Three-Way Doublespeak

As should not be surprising to anyone, the local newspaper here in Mormon country has an entire section devoted to religion. It comprises two full pages every day. In addition to the church listings and announcements of missionary stuff, there is an editorial. Normally, I don't pay attention to them, but there was one recently that had an attention-grabbing title. I read it, and can't help but want to address the issue.

The article was about the doctrine of the Trinity, and how it not contradictory, in this guy's opinion, anyway. It was written by the pastor of a local evangelical church. I certainly won't reprint the article here, since I don't want to infringe on anyone's copyrights, but I will paraphrase from it rather liberally.

The premise of his article is that the concept of the Trinity (that God is simultaneously one being and three beings) is bloody confusing to most people. Well, yeah. I'd agree with that. He also makes a cute little backhanded stab at non-believers by saying that if people were to invent a god, they wouldn't invent a threesome for a godhead, so to speak, since it's so weird, so "unsatisfying." I can just picture his "logic," now… Humans would never think up an "unsatisfying" thing like the Trinity… But the Trinity exists… Therefore mankind didn't invent God. Yeah, right.

Anyway, he goes on to say that there is only one God. And after going on about how God, Jesus, and the Holy Spirit are all God, he launches into the statement that I thought was most inane. You see, he insists that the three parts of God are different persons, but not different beings. He concedes that such a claim just might strike some people as "double-talk," but says that we lowly humans know only "uni-personal beings," meaning one being is equal to one person.

Darn right it sounds like double-talk. Or more like Orwellian doublespeak, intentionally misleading.

In fact, later he says, in reference to the whole confusing mess, that he can't really see how it works that one being can be three people, either! He then proceeds to give the illustration of a rope that hangs over a pulley. Down below, the one rope seems like two, since it has two ends. Only far above, where our reason can't penetrate, does the rope become one. There, there isn't a contradiction.
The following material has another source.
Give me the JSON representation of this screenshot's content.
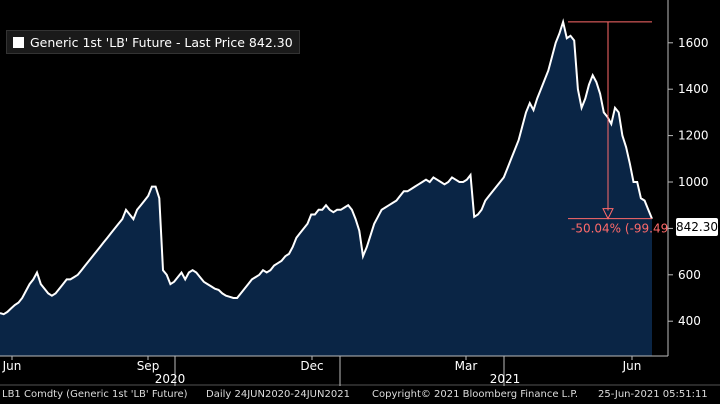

Well, excuse me for being a human with reason, but I can't get past the contradiction. It's like the whole "omniscient, omnipotent Creator vs. free will" issue. Or the "everything must be created, except God" issue. None of them hold up under scrutiny. To use this rope analogy again, it seems that the only way believers can rationalize this idea is to fold it back upon itself so that it appears to be two (or three) separate things, but is in fact, just one long, twisted tale.